Nélida utiliza imagens belas e delicadas para tratar das paixões humanas. Seus enredos, sempre originais, muitas vezes confundem-se com o discurso. Nélida alterna poesia e crítica, racionalidade e erotismo em páginas de leitura voraz e provocadora.

A obra de Piñon é instigante e envolvente. Ela traz em sua estrutura temática o desdobrar e o atualizar em cada publicação, seja de romances, de contos ou de ensaios. Reflete em sua obra a preocupação constante com questões referentes à criação do texto, à linguagem, à religião (panteísta ou cristã), ao mito, ao amor associado aos questionamentos do cristianismo, à paixão, à solidão humana e, entre outras, à realização feminina

Nesta obra têm-se personagens do mundo contemporâneo vivendo momentos significativos – mas não necessariamente excepcionais – e historicamente marcados.

A multiplicidade das histórias deixa ver um certo número de temas recorrentes, que se espelham entre si e se desenvolvem uns aos outros. Tem-se assim, por exemplo, o tema fantástico da união (im)possível de espécies diferentes e o da mutação humana, o do incesto e o da homossexualidade. Em todos os casos tem-se o homem infrator, ora por sua ação, ora pela inação que, nesses contos, não significa jamais fraqueza mas escolha e assunção de força. Esse homem infrator exige, limpa, ordena, organiza, que tais são os verbos recorrentes na gramática nelidiana.

Nas histórias que nesse livro se conta, não há reorganização (construção) do mundo destruído pelos personagens, pelas circunstâncias, pela narração. Quando ocorre, a auto-organização do protagonista implica a desvalorização de seu contexto, que só lhe interessa como cenário, palco de experiências próprias e não partilháveis.

De fato, tem-se nesses contos, em vários níveis e em vários matizes, a mesma narrativa de solidão, em que toda relação interpessoal é vista como radicalmente impossível e na qual é lesiva toda tentativa nesse sentido.

É por isso que não se pode, a rigor, falar da existência de diálogos nesses textos. Entre os personagens só há monólogos e o preenchimento do silêncio pelo pastiche do lugar-comum, falas que apontam o vazio de que são feitas.

Os contos “O calor das coisas”e “A sombra da caça” destacam-se na composição do livro de que participa.
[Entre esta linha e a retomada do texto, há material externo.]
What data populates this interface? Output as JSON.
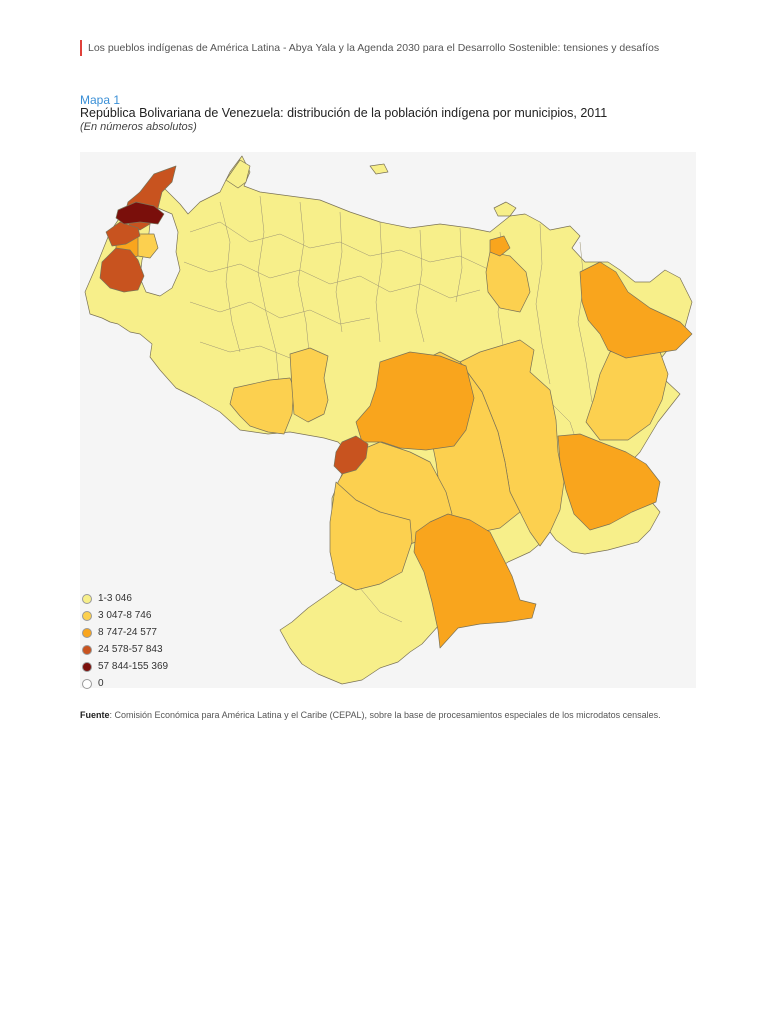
{
  "header": {
    "running_title": "Los pueblos indígenas de América Latina - Abya Yala y la Agenda 2030 para el Desarrollo Sostenible: tensiones y desafíos"
  },
  "map": {
    "label": "Mapa 1",
    "title": "República Bolivariana de Venezuela: distribución de la población indígena por municipios, 2011",
    "subtitle": "(En números absolutos)",
    "legend": [
      {
        "label": "1-3 046",
        "color": "#f7ef8a"
      },
      {
        "label": "3 047-8 746",
        "color": "#fcd04f"
      },
      {
        "label": "8 747-24 577",
        "color": "#f9a51d"
      },
      {
        "label": "24 578-57 843",
        "color": "#c8531f"
      },
      {
        "label": "57 844-155 369",
        "color": "#7a0f0b"
      },
      {
        "label": "0",
        "color": "#ffffff"
      }
    ],
    "colors": {
      "background": "#f5f5f5",
      "border": "#7a7257"
    }
  },
  "source": {
    "label": "Fuente",
    "text": ": Comisión Económica para América Latina y el Caribe (CEPAL), sobre la base de procesamientos especiales de los microdatos censales."
  }
}
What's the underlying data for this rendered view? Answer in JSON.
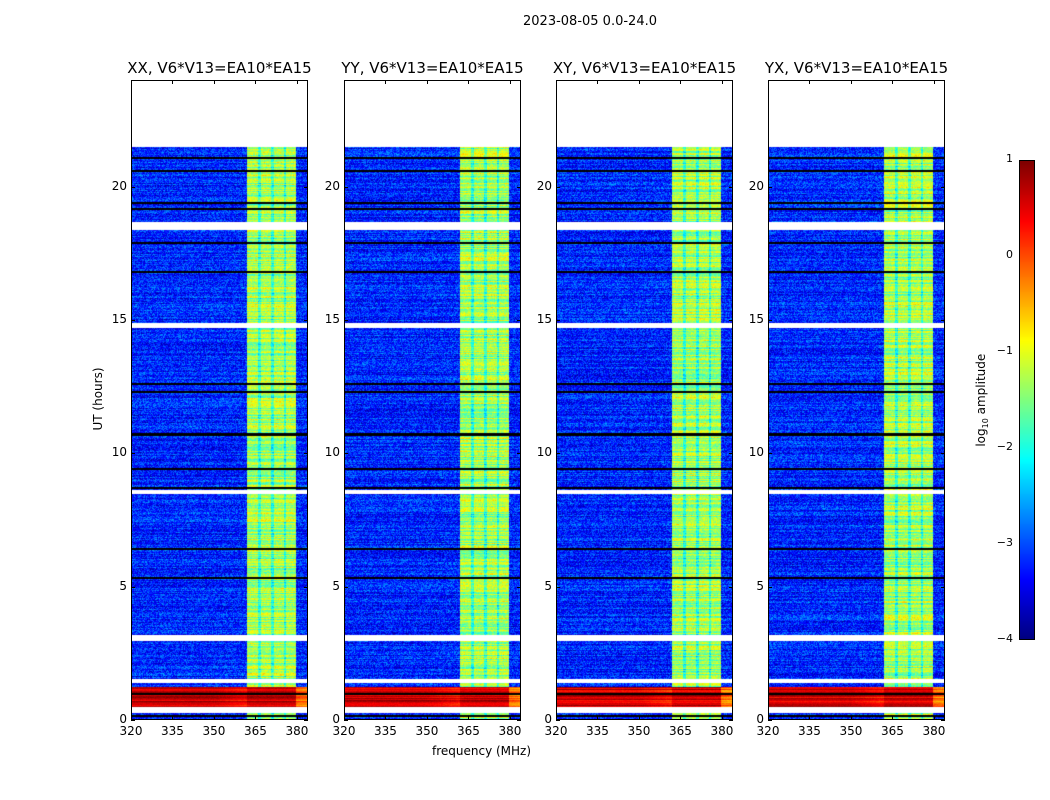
{
  "chart_data": {
    "type": "heatmap",
    "title": "2023-08-05 0.0-24.0",
    "panels": [
      {
        "title": "XX, V6*V13=EA10*EA15"
      },
      {
        "title": "YY, V6*V13=EA10*EA15"
      },
      {
        "title": "XY, V6*V13=EA10*EA15"
      },
      {
        "title": "YX, V6*V13=EA10*EA15"
      }
    ],
    "xlabel": "frequency (MHz)",
    "ylabel": "UT (hours)",
    "xlim": [
      320,
      384
    ],
    "ylim": [
      0,
      24
    ],
    "xticks": [
      "320",
      "335",
      "350",
      "365",
      "380"
    ],
    "xtick_values": [
      320,
      335,
      350,
      365,
      380
    ],
    "yticks": [
      "0",
      "5",
      "10",
      "15",
      "20"
    ],
    "ytick_values": [
      0,
      5,
      10,
      15,
      20
    ],
    "data_end_hours": 21.5,
    "colormap": "jet",
    "colorbar": {
      "label_prefix": "log",
      "label_sub": "10",
      "label_suffix": " amplitude",
      "ticks": [
        "1",
        "0",
        "−1",
        "−2",
        "−3",
        "−4"
      ],
      "tick_values": [
        1,
        0,
        -1,
        -2,
        -3,
        -4
      ],
      "range": [
        -4,
        1
      ]
    },
    "background_level_log10": -3.2,
    "rfi_band_mhz": [
      362,
      380
    ],
    "rfi_band_level_log10": -1.3,
    "strong_interval_hours": [
      0.4,
      1.2
    ],
    "strong_level_log10": 0.6,
    "flagged_intervals_hours": [
      [
        0.22,
        0.45
      ],
      [
        1.35,
        1.5
      ],
      [
        2.95,
        3.15
      ],
      [
        8.45,
        8.6
      ],
      [
        14.7,
        14.9
      ],
      [
        18.4,
        18.7
      ]
    ],
    "dropout_lines_hours": [
      0.1,
      0.95,
      5.3,
      6.4,
      8.7,
      9.4,
      10.7,
      12.3,
      12.6,
      16.8,
      17.9,
      19.2,
      19.4,
      20.6,
      21.1
    ]
  }
}
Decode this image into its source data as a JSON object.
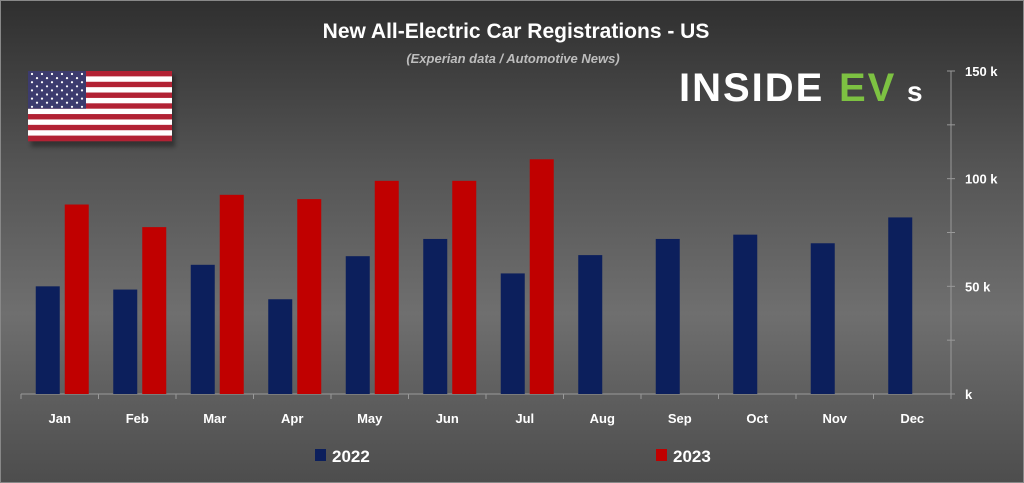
{
  "chart_data": {
    "type": "bar",
    "title": "New All-Electric Car Registrations - US",
    "subtitle": "(Experian data / Automotive News)",
    "logo_text": "INSIDEEVs",
    "categories": [
      "Jan",
      "Feb",
      "Mar",
      "Apr",
      "May",
      "Jun",
      "Jul",
      "Aug",
      "Sep",
      "Oct",
      "Nov",
      "Dec"
    ],
    "series": [
      {
        "name": "2022",
        "color": "#0c1f5c",
        "values": [
          50,
          48.5,
          60,
          44,
          64,
          72,
          56,
          64.5,
          72,
          74,
          70,
          82
        ]
      },
      {
        "name": "2023",
        "color": "#c00000",
        "values": [
          88,
          77.5,
          92.5,
          90.5,
          99,
          99,
          109,
          null,
          null,
          null,
          null,
          null
        ]
      }
    ],
    "y_ticks": [
      {
        "value": 0,
        "label": "k"
      },
      {
        "value": 50,
        "label": "50 k"
      },
      {
        "value": 100,
        "label": "100 k"
      },
      {
        "value": 150,
        "label": "150 k"
      }
    ],
    "ylim": [
      0,
      150
    ],
    "y_axis_side": "right",
    "grid": false,
    "legend_position": "bottom",
    "xlabel": "",
    "ylabel": ""
  }
}
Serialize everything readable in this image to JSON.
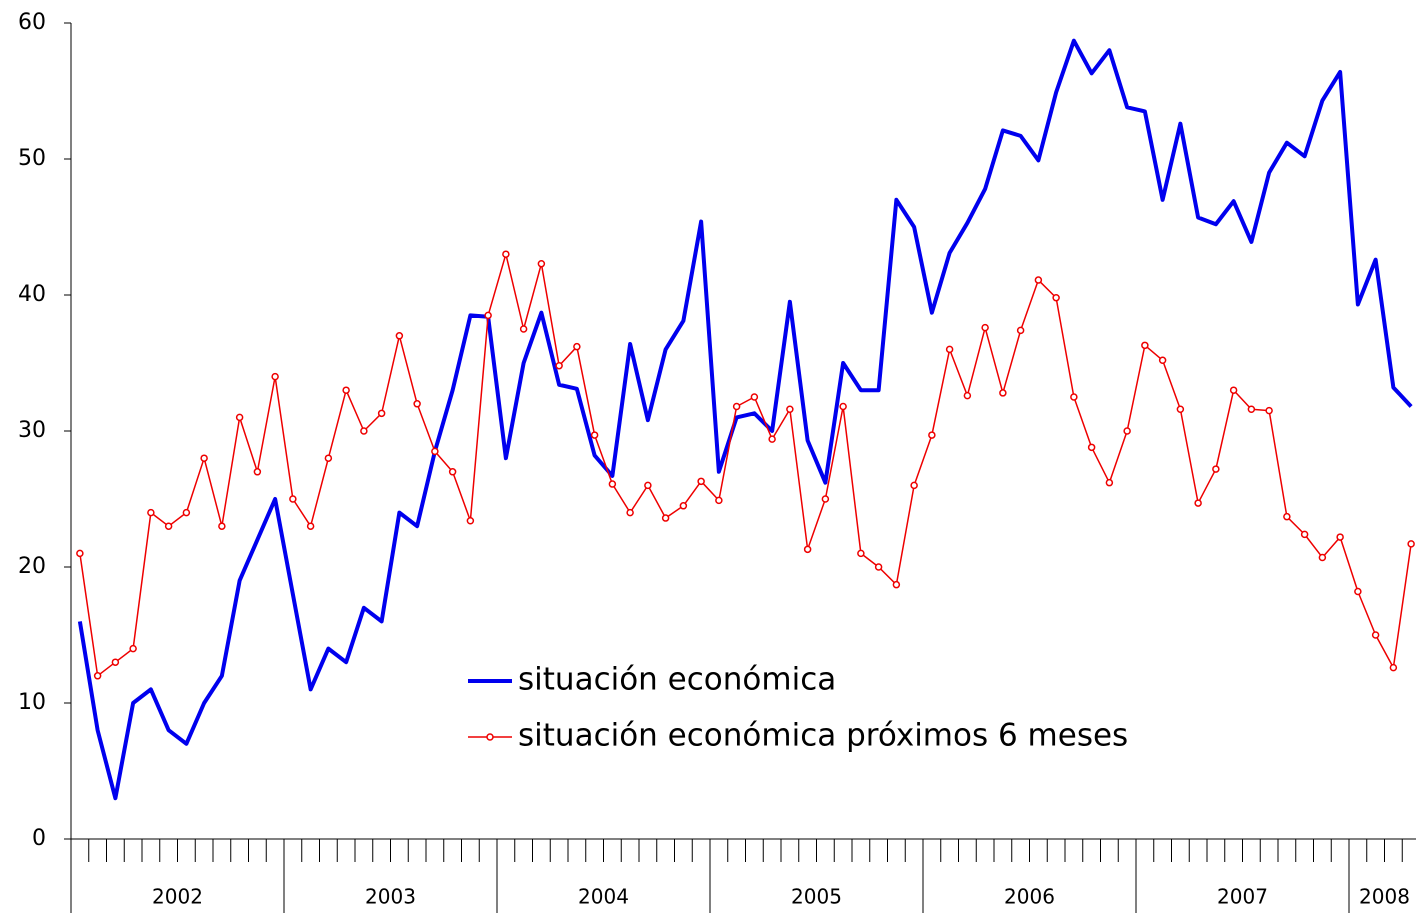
{
  "chart_data": {
    "type": "line",
    "categories": [
      "2002",
      "2002",
      "2002",
      "2002",
      "2002",
      "2002",
      "2002",
      "2002",
      "2002",
      "2002",
      "2002",
      "2002",
      "2003",
      "2003",
      "2003",
      "2003",
      "2003",
      "2003",
      "2003",
      "2003",
      "2003",
      "2003",
      "2003",
      "2003",
      "2004",
      "2004",
      "2004",
      "2004",
      "2004",
      "2004",
      "2004",
      "2004",
      "2004",
      "2004",
      "2004",
      "2004",
      "2005",
      "2005",
      "2005",
      "2005",
      "2005",
      "2005",
      "2005",
      "2005",
      "2005",
      "2005",
      "2005",
      "2005",
      "2006",
      "2006",
      "2006",
      "2006",
      "2006",
      "2006",
      "2006",
      "2006",
      "2006",
      "2006",
      "2006",
      "2006",
      "2007",
      "2007",
      "2007",
      "2007",
      "2007",
      "2007",
      "2007",
      "2007",
      "2007",
      "2007",
      "2007",
      "2007",
      "2008",
      "2008",
      "2008",
      "2008"
    ],
    "series": [
      {
        "name": "situación económica",
        "color": "#0000ee",
        "marker": false,
        "values": [
          16,
          8,
          3,
          10,
          11,
          8,
          7,
          10,
          12,
          19,
          22,
          25,
          18,
          11,
          14,
          13,
          17,
          16,
          24,
          23,
          28.5,
          33,
          38.5,
          38.4,
          28,
          35,
          38.7,
          33.4,
          33.1,
          28.2,
          26.7,
          36.4,
          30.8,
          36,
          38.1,
          45.4,
          27,
          31,
          31.3,
          30,
          39.5,
          29.3,
          26.2,
          35,
          33,
          33,
          47,
          45,
          38.7,
          43.1,
          45.3,
          47.8,
          52.1,
          51.7,
          49.9,
          54.9,
          58.7,
          56.3,
          58,
          53.8,
          53.5,
          47,
          52.6,
          45.7,
          45.2,
          46.9,
          43.9,
          49,
          51.2,
          50.2,
          54.3,
          56.4,
          39.3,
          42.6,
          33.2,
          31.8
        ]
      },
      {
        "name": "situación económica próximos 6 meses",
        "color": "#ee0000",
        "marker": true,
        "values": [
          21,
          12,
          13,
          14,
          24,
          23,
          24,
          28,
          23,
          31,
          27,
          34,
          25,
          23,
          28,
          33,
          30,
          31.3,
          37,
          32,
          28.5,
          27,
          23.4,
          38.5,
          43,
          37.5,
          42.3,
          34.8,
          36.2,
          29.7,
          26.1,
          24,
          26,
          23.6,
          24.5,
          26.3,
          24.9,
          31.8,
          32.5,
          29.4,
          31.6,
          21.3,
          25,
          31.8,
          21,
          20,
          18.7,
          26,
          29.7,
          36,
          32.6,
          37.6,
          32.8,
          37.4,
          41.1,
          39.8,
          32.5,
          28.8,
          26.2,
          30,
          36.3,
          35.2,
          31.6,
          24.7,
          27.2,
          33,
          31.6,
          31.5,
          23.7,
          22.4,
          20.7,
          22.2,
          18.2,
          15,
          12.6,
          21.7
        ]
      }
    ],
    "ylim": [
      0,
      60
    ],
    "yticks": [
      0,
      10,
      20,
      30,
      40,
      50,
      60
    ],
    "grid": false,
    "legend": "center"
  }
}
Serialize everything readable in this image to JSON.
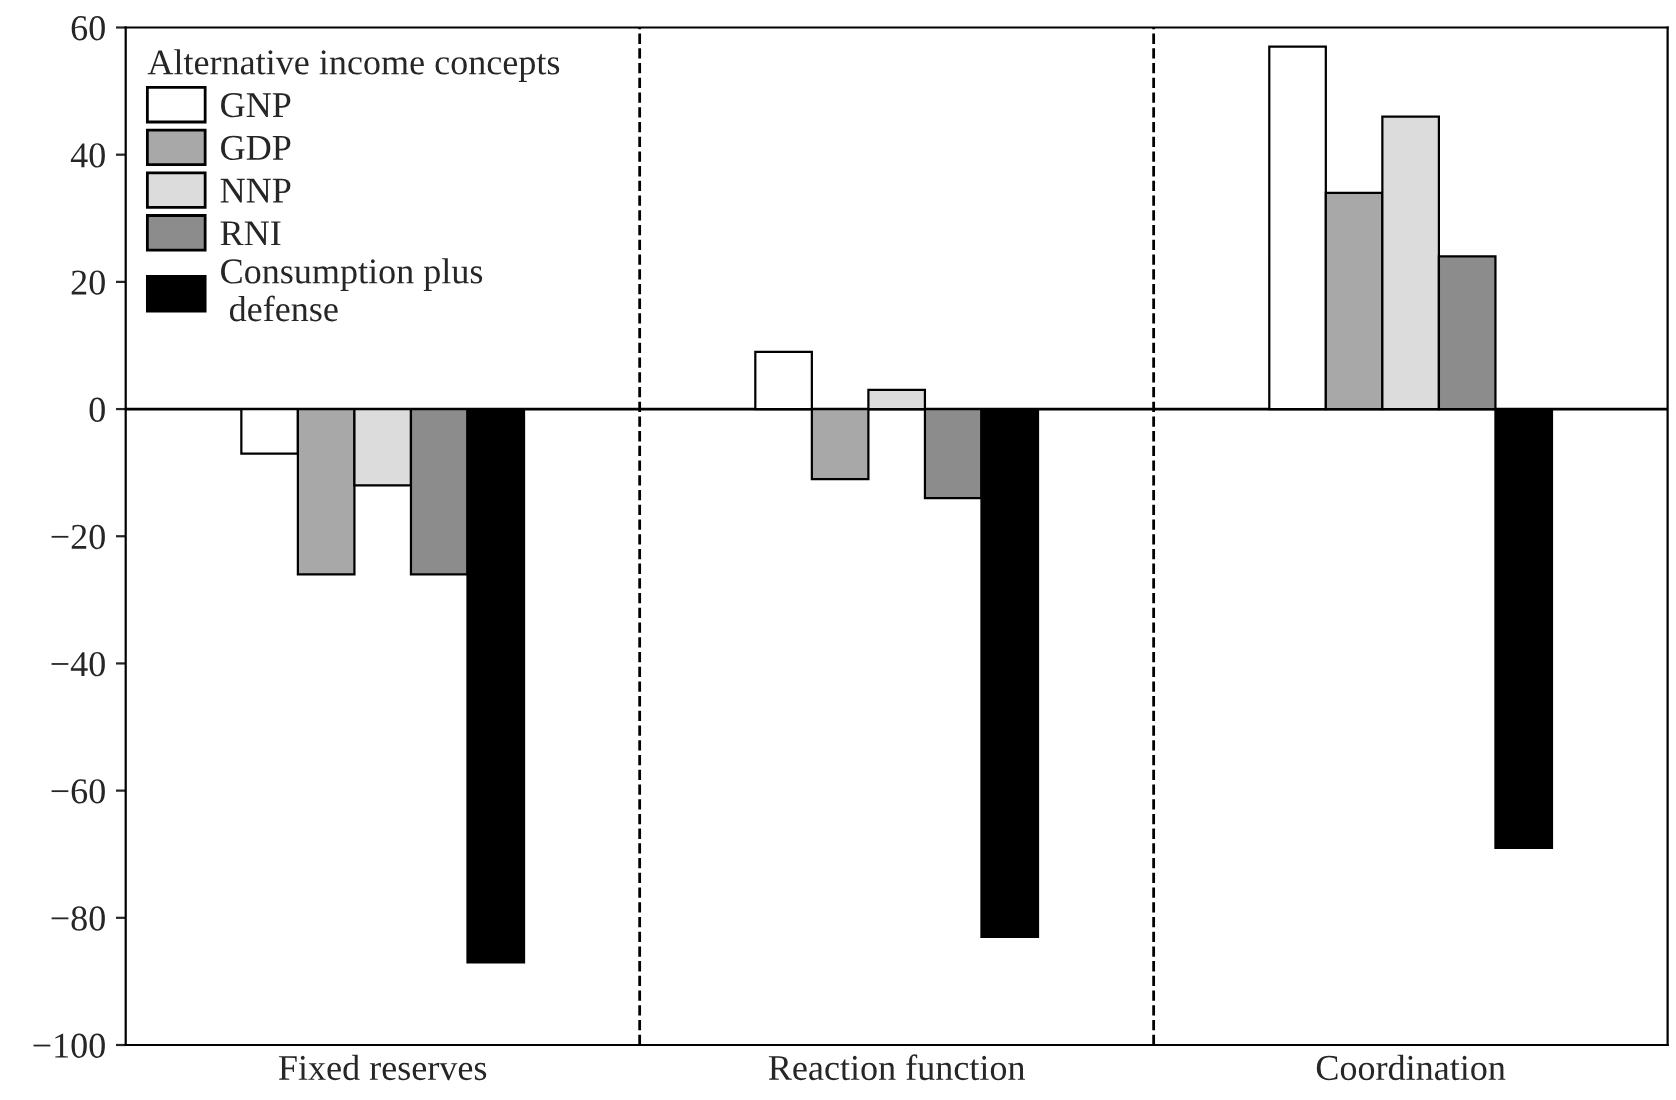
{
  "chart_data": {
    "type": "bar",
    "categories": [
      "Fixed reserves",
      "Reaction function",
      "Coordination"
    ],
    "series": [
      {
        "name": "GNP",
        "color": "#ffffff",
        "values": [
          -7,
          9,
          57
        ]
      },
      {
        "name": "GDP",
        "color": "#a8a8a8",
        "values": [
          -26,
          -11,
          34
        ]
      },
      {
        "name": "NNP",
        "color": "#dcdcdc",
        "values": [
          -12,
          3,
          46
        ]
      },
      {
        "name": "RNI",
        "color": "#8c8c8c",
        "values": [
          -26,
          -14,
          24
        ]
      },
      {
        "name": "Consumption plus\n defense",
        "color": "#000000",
        "values": [
          -87,
          -83,
          -69
        ]
      }
    ],
    "legend_title": "Alternative income concepts",
    "legend": "top left",
    "ylim": [
      -100,
      60
    ],
    "yticks": [
      -100,
      -80,
      -60,
      -40,
      -20,
      0,
      20,
      40,
      60
    ],
    "ref_lines": [
      {
        "axis": "y",
        "value": 0,
        "color": "#000000",
        "line_style": "solid"
      }
    ],
    "grid": false
  }
}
O primeiro por dar nome à coletânea de que faz parte, o outro por ocupar o significativo lugar de último conto do livro, como a indicar que nele se poderia buscar (como nos romances policiais) a chave para o(s) mistério(s) de sentido que se teriam enovelado até então.

Se, quando apreciados tematicamente, vê-se atravessar tais textos o sentimento de erosão, este também se exprime na linguagem. Assim, já à primeira abordagem, a dicção destes contos se mostra provocadora, elaborando uma narrativa densa, que exige toda a atenção do leitor para a percepção do seu sentido. Pode-se mesmo dizer que o discurso nelidiano revela-se uma experiência sobre as possibilidades de expressão da tensão pensamento/linguagem fora da norma linguística e que daí advém a dificuldade que oferece a seu leitor.

Nesse discurso pode-se também identificar a presença de alguns aspectos da retórica do “carnaval”, tais como o estilo grotesco como em “O calor das coisas” e “O sorvete é um palácio”.

É a presença do mecanismo da paródia que melhor caracteriza a estruturação dos mais significativos textos do livro em questão. Através de tal procedimento perpassam os mais bem sucedidos nesses contos, narrativas advindas de lugares tão variados quanto a Bíblia em “O jardim das oliveiras”; o repertório artístico popular brasileiro em “Disse um campônio a sua amada”; um determinado corpus de valores e padrões de comportamento em “I love my husband” ou “Tarzan e Beijinho”. Esses textos básicos (e considera-se como texto também o conjunto de valores e padrões de comportamento vigentes a partir dos anos 60 do século XX) constituem o indispensável pano de fundo do conto nelidiano, que os relativiza sem jamais os anular.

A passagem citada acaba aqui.